Etherlink MCP Server exposes an MCP-compliant interface to interact with the Etherlink EVM-compatible Layer 2. It supports common RPC capabilities such as checking balances (including ERC20-like tokens), sending transactions, reading/writing smart contracts (with automatic ABI fetching), token operations (ERC20, ERC721, ERC1155), transaction history and receipts, gas estimation, and access to block data and debug tracing. To run it, you typically start the server via your package manager (in this setup, Bun) and point your MCP-enabled clients to the Etherlink MCP server endpoint. The included Claude Desktop integration example shows how to register the Etherlink server in a local Claude configuration, enabling you to query balances, send transactions, and interact with contracts directly from Claude.

Once running, you can perform standard MCP actions such as eth_call/eth_getBalance, eth_sendRawTransaction, and contract interaction calls, all routed through Etherlink’s L2/Audit-friendly backend. The server is designed to work with both Mainnet-like and Shadownet-like test networks, with appropriate network metadata exposed via the MCP layers and detectable via the available RPC endpoints. WebSocket support is available when running your own node with the --ws flag, though public RPC endpoints may not expose WebSockets. Rate limits on public RPC endpoints are noted, so consider running your own node for higher throughput and lower latency.

How to install

Prerequisites:

  • Node.js or Bun installed (this server example uses Bun in the Quick Start)
  • Access to a development environment with internet to install dependencies
  • Git client

Installation steps:

  1. Clone the repository: git clone https://github.com/efekucuk/etherlink-mcp-server.git cd etherlink-mcp-server

  2. Install dependencies (using Bun as shown in the Quick Start): bun install

  3. Build or prepare the server (if applicable). If a build script exists, run it. Otherwise, you can start directly with Bun as shown below.

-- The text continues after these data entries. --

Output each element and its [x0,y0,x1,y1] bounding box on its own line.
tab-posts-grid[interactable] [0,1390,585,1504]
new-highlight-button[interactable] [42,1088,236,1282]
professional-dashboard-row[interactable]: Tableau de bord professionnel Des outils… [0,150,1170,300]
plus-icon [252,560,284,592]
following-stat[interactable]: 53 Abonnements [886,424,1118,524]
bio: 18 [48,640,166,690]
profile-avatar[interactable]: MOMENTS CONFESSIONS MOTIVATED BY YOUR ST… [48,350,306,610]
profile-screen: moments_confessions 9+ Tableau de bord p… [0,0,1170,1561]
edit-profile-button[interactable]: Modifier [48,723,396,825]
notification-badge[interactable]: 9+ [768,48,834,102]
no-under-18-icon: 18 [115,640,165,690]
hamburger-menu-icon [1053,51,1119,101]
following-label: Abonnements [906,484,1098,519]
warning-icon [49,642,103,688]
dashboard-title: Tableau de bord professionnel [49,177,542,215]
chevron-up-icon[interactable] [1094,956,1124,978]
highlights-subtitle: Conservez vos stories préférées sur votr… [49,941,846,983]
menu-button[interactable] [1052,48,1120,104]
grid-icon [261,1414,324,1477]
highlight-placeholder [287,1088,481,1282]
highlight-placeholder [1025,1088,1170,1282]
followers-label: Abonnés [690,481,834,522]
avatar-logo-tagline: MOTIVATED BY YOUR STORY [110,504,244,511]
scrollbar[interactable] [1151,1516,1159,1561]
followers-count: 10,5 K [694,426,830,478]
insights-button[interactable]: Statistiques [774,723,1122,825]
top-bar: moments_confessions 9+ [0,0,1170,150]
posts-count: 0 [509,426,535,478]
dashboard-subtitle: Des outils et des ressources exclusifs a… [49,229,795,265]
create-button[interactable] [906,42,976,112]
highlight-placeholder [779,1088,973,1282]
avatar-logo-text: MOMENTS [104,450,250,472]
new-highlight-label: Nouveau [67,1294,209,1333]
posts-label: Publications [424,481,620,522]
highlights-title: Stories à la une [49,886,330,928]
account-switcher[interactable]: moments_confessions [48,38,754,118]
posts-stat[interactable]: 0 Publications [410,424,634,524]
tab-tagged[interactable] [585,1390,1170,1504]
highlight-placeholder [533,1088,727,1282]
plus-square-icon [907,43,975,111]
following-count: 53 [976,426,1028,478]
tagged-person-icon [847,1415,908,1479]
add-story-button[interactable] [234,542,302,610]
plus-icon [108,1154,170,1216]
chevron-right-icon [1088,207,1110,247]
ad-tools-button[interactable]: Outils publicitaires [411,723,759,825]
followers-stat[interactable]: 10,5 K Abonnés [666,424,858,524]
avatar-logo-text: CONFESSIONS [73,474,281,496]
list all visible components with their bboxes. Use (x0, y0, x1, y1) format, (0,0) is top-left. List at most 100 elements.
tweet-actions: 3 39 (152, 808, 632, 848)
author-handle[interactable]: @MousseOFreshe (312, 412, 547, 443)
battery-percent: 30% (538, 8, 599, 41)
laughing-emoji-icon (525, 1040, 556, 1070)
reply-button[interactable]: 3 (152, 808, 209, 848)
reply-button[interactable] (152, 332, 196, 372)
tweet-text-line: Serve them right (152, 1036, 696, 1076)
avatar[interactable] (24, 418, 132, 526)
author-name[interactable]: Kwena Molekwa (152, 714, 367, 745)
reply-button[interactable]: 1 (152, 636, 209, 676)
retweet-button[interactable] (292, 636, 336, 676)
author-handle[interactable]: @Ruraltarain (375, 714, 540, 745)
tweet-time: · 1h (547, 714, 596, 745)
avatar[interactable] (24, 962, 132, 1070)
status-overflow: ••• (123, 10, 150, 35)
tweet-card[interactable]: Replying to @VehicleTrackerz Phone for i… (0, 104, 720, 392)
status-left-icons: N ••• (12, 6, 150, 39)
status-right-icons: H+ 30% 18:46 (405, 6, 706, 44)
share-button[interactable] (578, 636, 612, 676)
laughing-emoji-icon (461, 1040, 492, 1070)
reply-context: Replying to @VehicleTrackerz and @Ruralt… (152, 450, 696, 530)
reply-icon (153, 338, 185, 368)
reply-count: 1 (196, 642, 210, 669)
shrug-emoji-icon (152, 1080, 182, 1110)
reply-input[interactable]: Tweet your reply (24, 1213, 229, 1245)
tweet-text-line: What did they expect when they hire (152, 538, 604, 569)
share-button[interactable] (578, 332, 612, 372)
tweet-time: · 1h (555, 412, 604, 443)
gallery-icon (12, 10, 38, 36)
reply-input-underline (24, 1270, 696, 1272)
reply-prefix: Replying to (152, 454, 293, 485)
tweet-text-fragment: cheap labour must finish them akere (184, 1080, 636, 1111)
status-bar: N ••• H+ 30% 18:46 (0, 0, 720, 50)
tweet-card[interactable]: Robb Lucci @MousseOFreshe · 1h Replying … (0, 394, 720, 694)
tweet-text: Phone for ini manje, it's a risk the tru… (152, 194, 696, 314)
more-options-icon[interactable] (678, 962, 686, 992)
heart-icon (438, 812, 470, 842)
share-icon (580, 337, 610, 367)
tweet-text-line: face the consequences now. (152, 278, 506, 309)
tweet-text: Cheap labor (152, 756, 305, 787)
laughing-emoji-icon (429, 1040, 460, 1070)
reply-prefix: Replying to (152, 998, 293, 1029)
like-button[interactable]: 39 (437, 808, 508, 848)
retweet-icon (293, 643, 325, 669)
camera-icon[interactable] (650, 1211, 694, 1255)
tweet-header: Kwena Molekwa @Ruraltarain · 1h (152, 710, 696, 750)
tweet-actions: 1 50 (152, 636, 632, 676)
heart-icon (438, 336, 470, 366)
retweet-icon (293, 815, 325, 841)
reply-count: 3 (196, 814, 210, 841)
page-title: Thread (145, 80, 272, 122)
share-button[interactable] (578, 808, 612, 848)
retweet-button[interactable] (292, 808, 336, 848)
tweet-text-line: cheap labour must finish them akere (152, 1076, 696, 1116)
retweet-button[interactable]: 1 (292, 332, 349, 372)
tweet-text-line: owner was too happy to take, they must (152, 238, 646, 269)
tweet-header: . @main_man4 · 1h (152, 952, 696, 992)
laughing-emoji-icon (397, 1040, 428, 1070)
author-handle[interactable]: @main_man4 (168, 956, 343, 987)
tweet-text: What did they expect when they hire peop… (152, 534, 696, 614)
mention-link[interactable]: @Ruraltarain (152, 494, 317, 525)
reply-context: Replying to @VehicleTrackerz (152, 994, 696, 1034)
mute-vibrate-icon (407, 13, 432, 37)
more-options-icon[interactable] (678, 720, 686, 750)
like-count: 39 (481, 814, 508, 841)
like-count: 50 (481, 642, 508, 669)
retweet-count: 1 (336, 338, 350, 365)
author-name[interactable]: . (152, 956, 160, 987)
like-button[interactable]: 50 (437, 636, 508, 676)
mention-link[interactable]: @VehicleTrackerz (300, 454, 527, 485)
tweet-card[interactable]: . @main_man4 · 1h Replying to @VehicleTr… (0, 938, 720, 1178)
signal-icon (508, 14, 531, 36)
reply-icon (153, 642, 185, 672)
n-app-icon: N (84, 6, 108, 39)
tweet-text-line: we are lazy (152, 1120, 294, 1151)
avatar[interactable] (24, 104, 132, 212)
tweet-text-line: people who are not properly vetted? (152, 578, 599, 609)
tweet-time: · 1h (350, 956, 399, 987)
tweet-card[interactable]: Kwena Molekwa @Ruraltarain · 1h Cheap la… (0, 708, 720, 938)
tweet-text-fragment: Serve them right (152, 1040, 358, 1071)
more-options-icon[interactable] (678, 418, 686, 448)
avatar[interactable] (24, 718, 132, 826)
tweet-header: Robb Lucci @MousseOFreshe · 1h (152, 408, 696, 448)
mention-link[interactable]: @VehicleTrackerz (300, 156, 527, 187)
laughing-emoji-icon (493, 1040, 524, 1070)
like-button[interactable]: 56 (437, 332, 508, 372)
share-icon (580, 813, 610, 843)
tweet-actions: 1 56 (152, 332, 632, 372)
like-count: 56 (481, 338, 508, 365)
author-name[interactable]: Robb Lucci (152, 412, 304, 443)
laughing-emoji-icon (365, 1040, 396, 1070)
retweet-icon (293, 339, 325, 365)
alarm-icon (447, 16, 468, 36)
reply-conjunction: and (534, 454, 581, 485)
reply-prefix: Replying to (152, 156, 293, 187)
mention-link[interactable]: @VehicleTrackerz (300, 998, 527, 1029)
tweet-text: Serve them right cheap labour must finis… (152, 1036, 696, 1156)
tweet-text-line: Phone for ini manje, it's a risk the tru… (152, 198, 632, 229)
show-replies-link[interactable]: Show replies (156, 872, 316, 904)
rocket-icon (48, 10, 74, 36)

  4. Run the server (example shown): bun run start

  5. Configure a MCP client to connect to the Etherlink MCP server using the provided mcp_config snippet. Ensure you populate environment variables like EVM_PRIVATE_KEY securely.

Notes:

  • If you prefer npm or yarn, adapt the commands accordingly (e.g., npm install, npm run start) as long as the entry point remains valid.
  • Ensure your environment has network access to the Etherlink networks (Mainnet or Shadownet) endpoints referenced by the server.

Additional notes

Tips and considerations:

  • Environment variables: EVM_PRIVATE_KEY should be kept secret. Do not commit it to version control. Use environment management or secret storage where possible.
  • Network aliases: Use the documented aliases for Mainnet (etherlink, etherlink-mainnet) and Testnet (etherlink-shadownet, etherlink-testnet, shadownet) to simplify configuration.
  • WebSockets: If you need real-time updates, run your own node with --ws enabled to expose WebSocket RPCs. Public nodes may not offer WebSocket endpoints.
  • Rate limits: Public RPC limits are described in the Etherlink docs; running a private node reduces throttling and improves reliability.
  • Troubleshooting: Common issues include misconfigured env vars, incorrect path to the index.ts entry, and network endpoint reachability. Verify the path in the mcp_config matches your actual source file location.